Tratamento tributário de consorciadas estrangeiras
Quando há participação de empresa consorciada domiciliada no exterior, a Solução de Consulta traz um esclarecimento crucial: mesmo quando o pagamento não é efetuado diretamente à empresa estrangeira, mas integralmente à empresa consorciada nacional (que posteriormente remeterá o valor à consorciada estrangeira), a responsabilidade pela retenção do Imposto de Renda permanece com a contratante do serviço, na função de fonte pagadora.
Para casos de remessas ao exterior relacionadas a serviços prestados por consorciadas estrangeiras, aplicam-se as seguintes alíquotas de retenção na fonte:
- Imposto de Renda na fonte (IRRF): 25% para rendimentos de prestação de serviços em geral
- IRRF: 15% para serviços técnicos e de assistência técnica, administrativa e semelhantes
Adicionalmente, a Contribuição de Intervenção no Domínio Econômico (CIDE-Remessas) incide sobre remessas ao exterior para pagamento de serviços técnicos e de assistência administrativa, sendo devida pela pessoa jurídica signatária do contrato que tenha como objeto esses serviços.
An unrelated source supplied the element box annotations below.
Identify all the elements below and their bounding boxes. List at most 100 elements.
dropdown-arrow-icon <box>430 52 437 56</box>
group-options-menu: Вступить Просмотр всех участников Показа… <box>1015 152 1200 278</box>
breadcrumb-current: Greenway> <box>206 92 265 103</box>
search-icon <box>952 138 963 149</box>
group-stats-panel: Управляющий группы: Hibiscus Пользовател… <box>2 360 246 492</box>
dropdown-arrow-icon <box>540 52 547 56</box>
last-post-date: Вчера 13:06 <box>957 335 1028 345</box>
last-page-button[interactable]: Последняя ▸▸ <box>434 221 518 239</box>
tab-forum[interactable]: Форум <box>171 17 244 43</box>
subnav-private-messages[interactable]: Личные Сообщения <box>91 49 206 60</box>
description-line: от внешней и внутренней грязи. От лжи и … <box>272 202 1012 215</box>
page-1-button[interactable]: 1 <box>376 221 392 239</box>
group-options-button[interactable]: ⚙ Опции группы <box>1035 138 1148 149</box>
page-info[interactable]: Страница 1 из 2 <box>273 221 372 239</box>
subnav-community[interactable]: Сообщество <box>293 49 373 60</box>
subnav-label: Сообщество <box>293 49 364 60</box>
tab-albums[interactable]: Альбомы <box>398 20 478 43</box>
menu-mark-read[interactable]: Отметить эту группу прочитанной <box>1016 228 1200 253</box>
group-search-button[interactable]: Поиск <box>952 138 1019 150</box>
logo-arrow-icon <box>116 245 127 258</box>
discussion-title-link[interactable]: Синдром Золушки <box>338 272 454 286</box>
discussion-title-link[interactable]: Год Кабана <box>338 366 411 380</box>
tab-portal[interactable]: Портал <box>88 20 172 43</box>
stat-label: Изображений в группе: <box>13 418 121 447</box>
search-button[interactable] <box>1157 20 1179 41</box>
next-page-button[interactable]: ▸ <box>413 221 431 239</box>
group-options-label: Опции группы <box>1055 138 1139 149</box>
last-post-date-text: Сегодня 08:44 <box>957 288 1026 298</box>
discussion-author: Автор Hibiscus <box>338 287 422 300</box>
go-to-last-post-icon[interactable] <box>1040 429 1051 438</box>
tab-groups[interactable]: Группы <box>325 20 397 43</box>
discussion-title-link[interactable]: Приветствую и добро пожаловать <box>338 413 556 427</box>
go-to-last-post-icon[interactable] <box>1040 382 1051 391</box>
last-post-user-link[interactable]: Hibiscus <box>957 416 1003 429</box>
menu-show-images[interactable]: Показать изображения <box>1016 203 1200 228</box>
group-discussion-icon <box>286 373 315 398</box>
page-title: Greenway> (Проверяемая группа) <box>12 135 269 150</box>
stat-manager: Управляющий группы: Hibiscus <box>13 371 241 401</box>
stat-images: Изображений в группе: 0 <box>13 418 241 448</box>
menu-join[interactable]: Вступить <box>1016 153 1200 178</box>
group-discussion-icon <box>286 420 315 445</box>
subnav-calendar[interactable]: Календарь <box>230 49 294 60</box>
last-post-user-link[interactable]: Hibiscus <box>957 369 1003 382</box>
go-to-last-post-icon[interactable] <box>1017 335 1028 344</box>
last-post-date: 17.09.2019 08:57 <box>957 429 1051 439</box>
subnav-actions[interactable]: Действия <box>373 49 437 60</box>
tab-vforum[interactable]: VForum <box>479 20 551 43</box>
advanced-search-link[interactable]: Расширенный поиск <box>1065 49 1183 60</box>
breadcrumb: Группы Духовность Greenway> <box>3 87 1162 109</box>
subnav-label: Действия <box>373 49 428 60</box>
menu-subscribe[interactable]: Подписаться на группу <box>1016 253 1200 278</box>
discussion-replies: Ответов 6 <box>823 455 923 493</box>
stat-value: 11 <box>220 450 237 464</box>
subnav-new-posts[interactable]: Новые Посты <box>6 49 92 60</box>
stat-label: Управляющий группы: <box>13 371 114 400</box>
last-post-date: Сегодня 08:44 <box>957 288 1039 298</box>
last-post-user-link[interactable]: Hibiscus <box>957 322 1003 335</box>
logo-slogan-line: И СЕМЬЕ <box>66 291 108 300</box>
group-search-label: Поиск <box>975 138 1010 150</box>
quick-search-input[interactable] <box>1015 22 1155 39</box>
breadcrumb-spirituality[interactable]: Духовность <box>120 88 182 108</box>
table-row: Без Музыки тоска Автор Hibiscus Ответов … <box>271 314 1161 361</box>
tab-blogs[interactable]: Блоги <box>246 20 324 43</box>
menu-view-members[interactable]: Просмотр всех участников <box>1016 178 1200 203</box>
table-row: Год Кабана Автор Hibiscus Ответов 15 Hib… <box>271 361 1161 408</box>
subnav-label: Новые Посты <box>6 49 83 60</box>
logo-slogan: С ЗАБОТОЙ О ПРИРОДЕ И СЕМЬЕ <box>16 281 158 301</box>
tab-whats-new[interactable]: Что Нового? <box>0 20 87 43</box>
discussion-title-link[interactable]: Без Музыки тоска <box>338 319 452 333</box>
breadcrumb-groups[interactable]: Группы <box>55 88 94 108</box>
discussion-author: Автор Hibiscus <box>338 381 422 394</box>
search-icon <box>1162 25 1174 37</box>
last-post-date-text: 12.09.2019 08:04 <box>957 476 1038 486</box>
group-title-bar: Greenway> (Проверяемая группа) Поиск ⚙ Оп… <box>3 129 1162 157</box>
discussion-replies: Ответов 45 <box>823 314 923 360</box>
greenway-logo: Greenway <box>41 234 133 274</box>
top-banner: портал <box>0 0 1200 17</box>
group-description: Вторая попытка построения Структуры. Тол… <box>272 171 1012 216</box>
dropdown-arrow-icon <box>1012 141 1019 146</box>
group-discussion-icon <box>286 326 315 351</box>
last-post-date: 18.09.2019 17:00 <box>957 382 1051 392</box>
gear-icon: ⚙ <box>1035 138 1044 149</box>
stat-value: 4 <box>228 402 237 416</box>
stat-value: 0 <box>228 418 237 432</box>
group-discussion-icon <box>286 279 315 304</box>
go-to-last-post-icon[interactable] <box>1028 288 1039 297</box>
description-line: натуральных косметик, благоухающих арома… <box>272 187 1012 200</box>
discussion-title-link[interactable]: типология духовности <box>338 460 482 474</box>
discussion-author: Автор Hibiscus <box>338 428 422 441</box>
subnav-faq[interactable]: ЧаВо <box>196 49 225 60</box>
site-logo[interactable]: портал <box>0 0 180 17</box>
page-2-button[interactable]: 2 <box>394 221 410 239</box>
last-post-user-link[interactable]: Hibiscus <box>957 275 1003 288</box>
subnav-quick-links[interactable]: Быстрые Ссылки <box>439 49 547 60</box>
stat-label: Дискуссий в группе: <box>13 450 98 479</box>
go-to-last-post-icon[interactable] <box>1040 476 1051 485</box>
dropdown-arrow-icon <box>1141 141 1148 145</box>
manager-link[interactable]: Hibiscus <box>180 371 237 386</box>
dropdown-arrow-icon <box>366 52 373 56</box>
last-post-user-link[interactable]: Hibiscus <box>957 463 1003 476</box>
Obrigações acessórias e controle fiscal
As obrigações acessórias relacionadas ao consórcio demandam organização e controle rigorosos. A empresa líder deve manter registro contábil detalhado das operações do consórcio, enquanto cada consorciada precisa realizar escrituração segregada das operações relativas à sua participação.
No histórico dos documentos fiscais emitidos, deve estar claramente informado que se trata de operações vinculadas ao consórcio, facilitando assim a correta identificação e tributação das operações.
Conclusões práticas sobre a responsabilidade tributária em consórcios
Com base na Solução de Consulta Cosit nº 14/2021, podemos destacar como orientações práticas:
- Cada consorciada responde por seus próprios tributos na proporção de sua participação, observando seu próprio regime tributário
- A retenção de tributos deve ser feita em nome de cada consorciada, proporcionalmente à sua participação
- Nos casos de pagamentos a consorciadas estrangeiras, mesmo que intermediados pela empresa líder nacional, a responsabilidade pela retenção do IR é da fonte pagadora original (contratante)
- A empresa líder deve centralizar a contabilidade do consórcio, mas cada consorciada deve manter sua escrituração própria
Estas orientações da Receita Federal trazem segurança jurídica para as empresas que participam de consórcios, especialmente aqueles com membros estrangeiros, ao definir claramente as responsabilidades tributárias de cada parte envolvida.
Para mais detalhes, recomendamos consultar a íntegra da Solução de Consulta Cosit nº 14/2021 no site da Receita Federal do Brasil.